Ich habe über einen Tag für 220GB gebraucht (ist aber auch nur ein P3/550 ). Vieleicht bringen auch andere Werte für die Buffergröße etwas.

 :Exclamation:  Achtung der Vorgang darf auf keinen Fall unterbrochen werden, sonst habt ihr ein Filesystem, daß halb mit dem einen und halb mit dem anderen Key verschlüsselt ist  :Exclamation: 

Falls ihr den Vorgang dennnoch unterbrochen habt könnt ihr versuchen mit den "seek" und "skip" Optionen an der Stelle weiterzumachen an der ihr aufgehört habt.

Btw. Wenn ihr vorher ein Backup macht, dann schadet das bestimmt auch nicht!

----------

## misterjack

Dieses Howto entspricht nicht mehr dem Stand der Sicherheitstechnischen Dinge

Eine bessere Alternative ist die zusätzliche Verwendung von LUKS, wie das funktioniert, wird hier beschrieben:

http://de.gentoo-wiki.com/DM-Crypt

----------

## slick

 *misterjack wrote:*   

> Eine bessere Alternative ist die zusätzliche Verwendung von LUKS, wie das funktioniert, ...

 

 *http://de.gentoo-wiki.com/DM-Crypt wrote:*   

> Cryptsetup hat einen Schönheitsfehler, es trennt die Informationen des Keys von den zu verschlüsselten Informationen. Die Cryptsetup Parameter stehen in Skripten oder Dateien und wer diese verliert, erhält keinen Zugriff auf seine Daten. 
> 
> [...]
> 
> LUKS trickst Datenretter aus, indem ein AF-Splitter diese Daten um das Viertausendfache aufbläht. Die aufgeblasene Information ist nicht redudant, es ist immer der komplette Datensatz nötig, um den Master-Key zu bestimmen. Fehlt ein Sektor, ist ein Zugriff unmöglich. 

 

Ich denke hier sollte man genau überlegen was man möchte.

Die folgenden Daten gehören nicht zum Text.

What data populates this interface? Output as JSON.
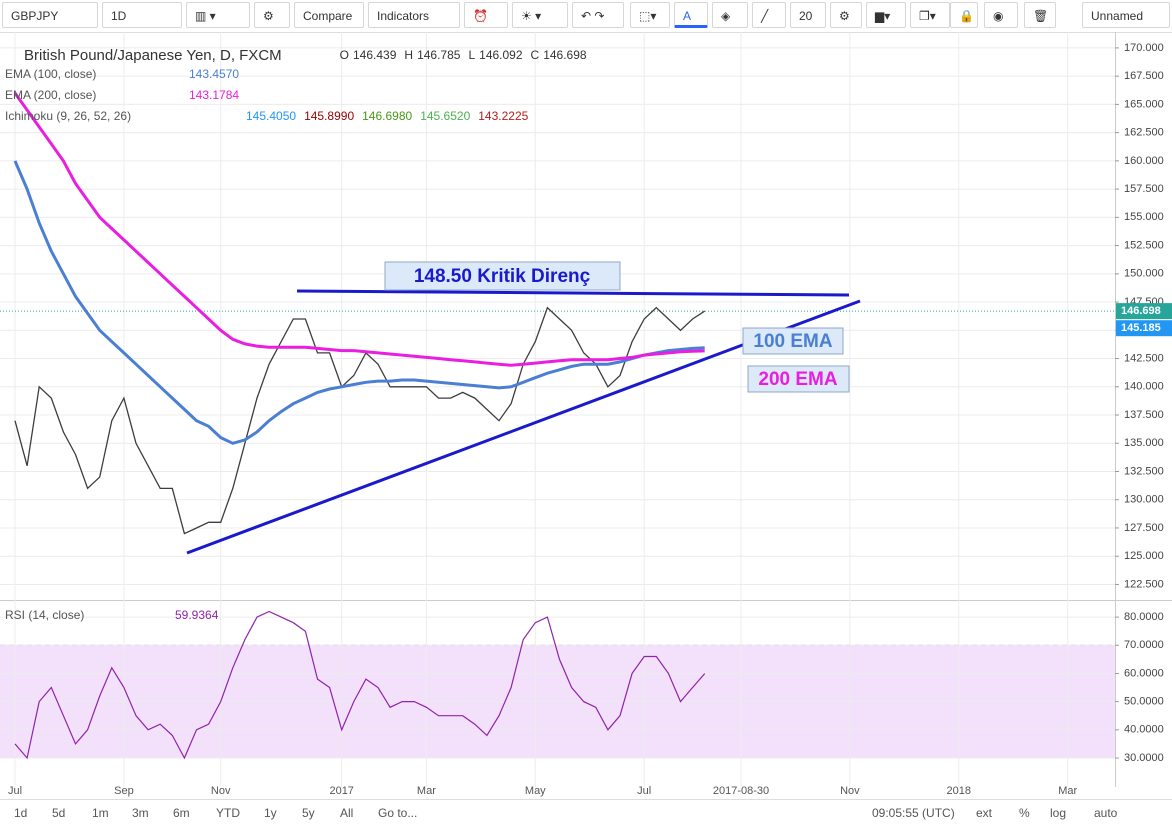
{
  "toolbar": {
    "symbol": "GBPJPY",
    "interval": "1D",
    "compare": "Compare",
    "indicators": "Indicators",
    "font_size": "20",
    "layout": "Unnamed"
  },
  "bottom_bar": {
    "ranges": [
      "1d",
      "5d",
      "1m",
      "3m",
      "6m",
      "YTD",
      "1y",
      "5y",
      "All"
    ],
    "goto": "Go to...",
    "clock": "09:05:55 (UTC)",
    "options": [
      "ext",
      "%",
      "log",
      "auto"
    ]
  },
  "chart_data": [
    {
      "type": "line",
      "title": "British Pound/Japanese Yen, D, FXCM",
      "ohlc": [
        {
          "label": "O",
          "value": "146.439"
        },
        {
          "label": "H",
          "value": "146.785"
        },
        {
          "label": "L",
          "value": "146.092"
        },
        {
          "label": "C",
          "value": "146.698"
        }
      ],
      "ichimoku": {
        "name": "Ichimoku (9, 26, 52, 26)",
        "values": [
          "145.4050",
          "145.8990",
          "146.6980",
          "145.6520",
          "143.2225"
        ],
        "colors": [
          "#2196f3",
          "#990000",
          "#459915",
          "#4caf50",
          "#b71c1c"
        ]
      },
      "annotations": [
        "148.50 Kritik Direnç",
        "100 EMA",
        "200 EMA"
      ],
      "price_tags": [
        {
          "value": 146.698,
          "label": "146.698",
          "color": "#26a69a"
        },
        {
          "value": 145.185,
          "label": "145.185",
          "color": "#2196f3"
        }
      ],
      "categories": [
        "Jul",
        null,
        null,
        null,
        null,
        null,
        null,
        null,
        null,
        "Sep",
        null,
        null,
        null,
        null,
        null,
        null,
        null,
        "Nov",
        null,
        null,
        null,
        null,
        null,
        null,
        null,
        null,
        null,
        "2017",
        null,
        null,
        null,
        null,
        null,
        null,
        "Mar",
        null,
        null,
        null,
        null,
        null,
        null,
        null,
        null,
        "May",
        null,
        null,
        null,
        null,
        null,
        null,
        null,
        null,
        "Jul",
        null,
        null,
        null,
        null,
        null,
        null,
        null,
        "2017-08-30",
        null,
        null,
        null,
        null,
        null,
        null,
        null,
        null,
        "Nov",
        null,
        null,
        null,
        null,
        null,
        null,
        null,
        null,
        "2018",
        null,
        null,
        null,
        null,
        null,
        null,
        null,
        null,
        "Mar",
        null,
        null,
        null,
        null
      ],
      "series": [
        {
          "color": "#3d3d3d",
          "values": [
            137,
            133,
            140,
            139,
            136,
            134,
            131,
            132,
            137,
            139,
            135,
            133,
            131,
            131,
            127,
            127.5,
            128,
            128,
            131,
            135,
            139,
            142,
            144,
            146,
            146,
            143,
            143,
            140,
            141,
            143,
            142,
            140,
            140,
            140,
            140,
            139,
            139,
            139.5,
            139,
            138,
            137,
            138.5,
            142,
            144,
            147,
            146,
            145,
            143,
            142,
            140,
            141,
            144,
            146,
            147,
            146,
            145,
            146,
            146.698,
            null,
            null,
            null,
            null,
            null,
            null,
            null,
            null,
            null,
            null,
            null,
            null,
            null,
            null,
            null,
            null,
            null,
            null,
            null,
            null,
            null,
            null,
            null,
            null,
            null,
            null,
            null,
            null,
            null,
            null,
            null,
            null,
            null,
            null
          ]
        },
        {
          "name": "EMA (100, close)",
          "last_label": "143.4570",
          "color": "#4a7fd4",
          "values": [
            160,
            157.5,
            154.5,
            152,
            150,
            148,
            146.5,
            145,
            144,
            143,
            142,
            141,
            140,
            139,
            138,
            137,
            136.5,
            135.5,
            135,
            135.3,
            136,
            137,
            137.8,
            138.5,
            139,
            139.5,
            139.8,
            140,
            140.2,
            140.4,
            140.5,
            140.5,
            140.6,
            140.6,
            140.5,
            140.4,
            140.3,
            140.2,
            140.1,
            140,
            139.9,
            140,
            140.4,
            140.8,
            141.2,
            141.5,
            141.8,
            142,
            142,
            142,
            142.2,
            142.5,
            142.8,
            143,
            143.2,
            143.3,
            143.4,
            143.457,
            null,
            null,
            null,
            null,
            null,
            null,
            null,
            null,
            null,
            null,
            null,
            null,
            null,
            null,
            null,
            null,
            null,
            null,
            null,
            null,
            null,
            null,
            null,
            null,
            null,
            null,
            null,
            null,
            null,
            null,
            null,
            null,
            null,
            null
          ]
        },
        {
          "name": "EMA (200, close)",
          "last_label": "143.1784",
          "color": "#e91ee0",
          "values": [
            166,
            164.5,
            163,
            161.5,
            160,
            158,
            156.5,
            155,
            154,
            153,
            152,
            151,
            150,
            149,
            148,
            147,
            146,
            145,
            144.2,
            143.8,
            143.6,
            143.5,
            143.5,
            143.5,
            143.5,
            143.4,
            143.3,
            143.2,
            143.2,
            143.1,
            143,
            142.9,
            142.8,
            142.7,
            142.6,
            142.5,
            142.4,
            142.3,
            142.2,
            142.1,
            142,
            141.9,
            142,
            142.1,
            142.2,
            142.3,
            142.4,
            142.4,
            142.4,
            142.4,
            142.5,
            142.6,
            142.8,
            142.9,
            143,
            143.1,
            143.15,
            143.178,
            null,
            null,
            null,
            null,
            null,
            null,
            null,
            null,
            null,
            null,
            null,
            null,
            null,
            null,
            null,
            null,
            null,
            null,
            null,
            null,
            null,
            null,
            null,
            null,
            null,
            null,
            null,
            null,
            null,
            null,
            null,
            null,
            null,
            null
          ]
        }
      ],
      "ylim": [
        121.3,
        170.7
      ],
      "yticks": [
        {
          "value": 122.5,
          "label": "122.500"
        },
        {
          "value": 125,
          "label": "125.000"
        },
        {
          "value": 127.5,
          "label": "127.500"
        },
        {
          "value": 130,
          "label": "130.000"
        },
        {
          "value": 132.5,
          "label": "132.500"
        },
        {
          "value": 135,
          "label": "135.000"
        },
        {
          "value": 137.5,
          "label": "137.500"
        },
        {
          "value": 140,
          "label": "140.000"
        },
        {
          "value": 142.5,
          "label": "142.500"
        },
        {
          "value": 145,
          "label": "145.000"
        },
        {
          "value": 147.5,
          "label": "147.500"
        },
        {
          "value": 150,
          "label": "150.000"
        },
        {
          "value": 152.5,
          "label": "152.500"
        },
        {
          "value": 155,
          "label": "155.000"
        },
        {
          "value": 157.5,
          "label": "157.500"
        },
        {
          "value": 160,
          "label": "160.000"
        },
        {
          "value": 162.5,
          "label": "162.500"
        },
        {
          "value": 165,
          "label": "165.000"
        },
        {
          "value": 167.5,
          "label": "167.500"
        },
        {
          "value": 170,
          "label": "170.000"
        }
      ],
      "grid": true
    },
    {
      "type": "line",
      "title": "RSI (14, close)",
      "last_label": "59.9364",
      "color": "#8e24aa",
      "values": [
        35,
        30,
        50,
        55,
        45,
        35,
        40,
        52,
        62,
        55,
        45,
        40,
        42,
        38,
        30,
        40,
        42,
        50,
        62,
        72,
        80,
        82,
        80,
        78,
        75,
        58,
        55,
        40,
        50,
        58,
        55,
        48,
        50,
        50,
        48,
        45,
        45,
        45,
        42,
        38,
        45,
        55,
        72,
        78,
        80,
        65,
        55,
        50,
        48,
        40,
        45,
        60,
        66,
        66,
        60,
        50,
        55,
        59.9364,
        null,
        null,
        null,
        null,
        null,
        null,
        null,
        null,
        null,
        null,
        null,
        null,
        null,
        null,
        null,
        null,
        null,
        null,
        null,
        null,
        null,
        null,
        null,
        null,
        null,
        null,
        null,
        null,
        null,
        null,
        null,
        null,
        null,
        null
      ],
      "band": [
        30,
        70
      ],
      "band_color": "#f3e0fb",
      "ylim": [
        19.7,
        85
      ],
      "yticks": [
        {
          "value": 30,
          "label": "30.0000"
        },
        {
          "value": 40,
          "label": "40.0000"
        },
        {
          "value": 50,
          "label": "50.0000"
        },
        {
          "value": 60,
          "label": "60.0000"
        },
        {
          "value": 70,
          "label": "70.0000"
        },
        {
          "value": 80,
          "label": "80.0000"
        }
      ],
      "grid": true
    }
  ]
}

Sicher bietet LUKS Vorteile, aber dafür scheint es mir auf den ersten Blick unsicherer in bezug auf Anfälligkeiten der Hardware (defekte Sektoren). Bei normalem Cryptsetup kann ich genannte "Skripte oder Dateien" einfach sichern. Bei LUKS, wenn ich das richtig verstehe, muß ich schon gezielt einzelne Sektoren der Festplatte sichern (sofern überhaupt bekannt welche) um wieder an den Masterkey zu kommen falls auch nur ein Sektor ausfällt.

----------

## misterjack

 *slick wrote:*   

> Die aufgeblasene Information ist nicht redudant, es ist immer der komplette Datensatz nötig, um den Master-Ke aber dafür scheint es mir auf den ersten Blick unsicherer in bezug auf Anfälligkeiten der Hardware (defekte Sektoren)

 

dafür gibts doch das:

Festplatten kennen die Funktion Sector Remapping, eine einfache Technik, die einen schlecht lesbaren Sektor in eine reservierte Festplattenzone kopiert und dann sämtlichen Zugriff umleitet  :Wink:  wenn man auf nummer sicher gehen will, added man seinen key halt bis die acht slots voll sind. würde jeden key mit einer angehängten ziffer unterscheiden

edit: habe grad mal die homepage durchsucht, ob sowas geplant ist:

Q: How can I backup my keys

You can't. Either stuff the key into another key slot, if you are afraid of damaged sectors that might occour in your phdr, and regularly backup your disk. This is not the place to talk about the benifits of backups, but when using cryptography you are in a much harder position to recover stuff in the event of data loss.

----------

## Massimo B.

 *misterjack wrote:*   

> http://de.gentoo-wiki.com/DM-Crypt

 

Ich hab sowohl eine luks-Verschlüsselung, als auch eine herkömmliche  nach Anleitung mit pam_mount (zum automatischen Öffnen und mounten bei Login) erfolgreich erstellt. Leider hab ich die Verbindung, nämlich eine Passwortübergabe mit pam_mount an luks nicht hinbekommen.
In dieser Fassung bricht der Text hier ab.